The Walt Disney Company is reducing its workforce by around 7,000 jobs to meet ambitious new cost-saving measures across the entire company.
“While this is necessary to address the challenges we are facing today, I do not make this decision lightly,” said CEO Bob Iger on the company’s Q1 earnings call yesterday. “I have enormous respect and appreciation for the talent and dedication of our employees worldwide, and I’m mindful of the personal impact of these changes.”
The cuts are part of a larger goal to achieve US$5.5 billion in cost savings across the company, which Iger announced during the call. The company aims to deliver US$3 billion in savings on the content side in the next few years through “better curation” and putting decisions around distribution and monetization back in the hands of creatives.

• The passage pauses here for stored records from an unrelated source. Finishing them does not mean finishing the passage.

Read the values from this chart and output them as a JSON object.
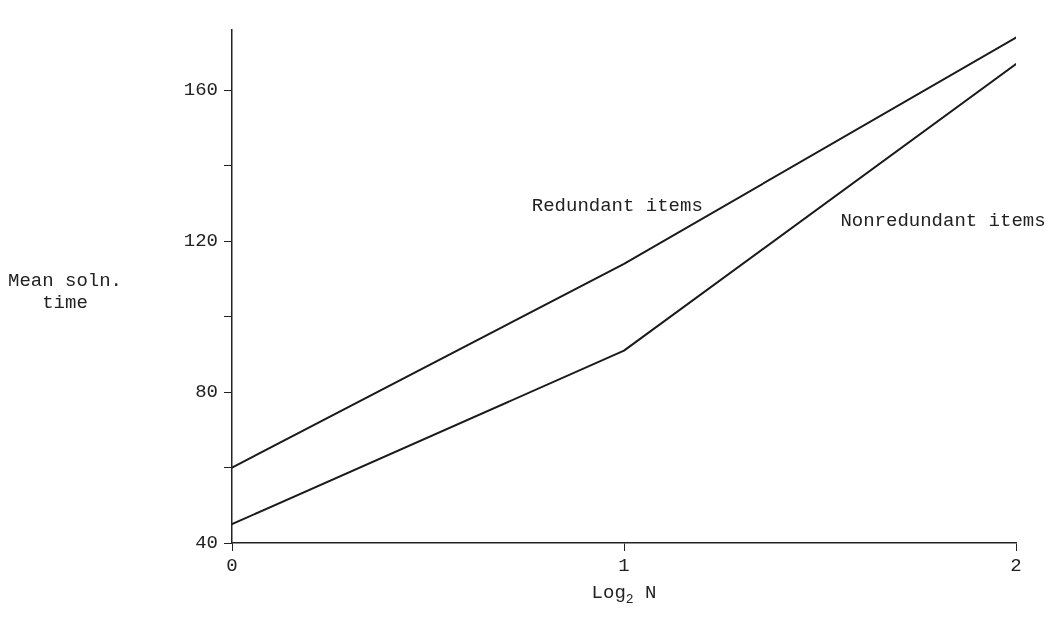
{
  "chart_data": {
    "type": "line",
    "xlabel": "Log$_{2}$ N",
    "ylabel": "Mean soln. time",
    "x": [
      0,
      1,
      2
    ],
    "series": [
      {
        "name": "Redundant items",
        "color": "#1a1a1a",
        "values": [
          60,
          114,
          174
        ]
      },
      {
        "name": "Nonredundant items",
        "color": "#1a1a1a",
        "values": [
          45,
          91,
          167
        ]
      }
    ],
    "xlim": [
      0,
      2
    ],
    "xticks": [
      0,
      1,
      2
    ],
    "ylim": [
      40,
      176
    ],
    "yticks": [
      40,
      {
        "value": 60,
        "label": null
      },
      80,
      {
        "value": 100,
        "label": null
      },
      120,
      {
        "value": 140,
        "label": null
      },
      160
    ],
    "grid": false,
    "legend": false,
    "marker": "none",
    "line_style": "solid"
  }
}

In Iger’s first earnings call since returning to Disney in November, he said that his plan also involves saving US$2.5 billion in non-content costs, with US$1 billion in savings already on track through scale-backs in selling, general and admin expenses, as well as other operating costs.
Iger is restructuring the company around three core business categories: Disney Entertainment, which includes all content and streaming; ESPN (ESPN networks, ESPN+ and sports channels); and Disney Parks, Experiences and Products. This approach aims to create a more cost-effective, coordinated and streamlined business, said Iger.
Under the new structure, one streamlined division will oversee all of Disney’s entertainment, with Alan Bergman and Dana Walden stepping into newly created roles as co-chairs of Disney Entertainment. Jimmy Pitaro will continue as chairman of ESPN, and Josh D’Amaro will continue as chairman of Disney Parks, Experiences and Products, which also includes cruises, games and publishing.
These organizational changes take effect immediately, said Iger.
Meanwhile, Disney’s revenue grew 8% to US$23.5 billion in Q1, compared to the same period last year. (Q1 2023 ended December 31, 2022).
The biggest increase was in parks, experiences and products, which climbed 21% to US$8.7 billion. Earnings in the media and entertainment distribution division rose 1% to US$14.7 billion.
Disney+ reached 161.8 million subscribers globally in Q1 (down 1% from Q4 2022), and is expected to reach profitability by the end of fiscal 2024, said Iger. He stressed that his top priority is to improve the economics of the company’s streaming business.
Another focus under Iger is on building out Disney’s core brands and franchises. As part of this, the company is producing sequels of popular animated franchises Toy Story, Frozen and Zootopia, and aims to get back into third-party licensing.
Looking ahead, Iger forecasts single-digit-percentage growth in revenue and segment operating income. While it’s a time of change at Disney, putting creativity first will drive the company to greater success, he said.
“It’s time for another transformation, one that rationalizes our enviable streaming business and puts it on a path to sustained growth and profitability, while also reducing expenses to improve margins and returns, and better positioning us to weather future disruption, increased competition and global economic challenges.”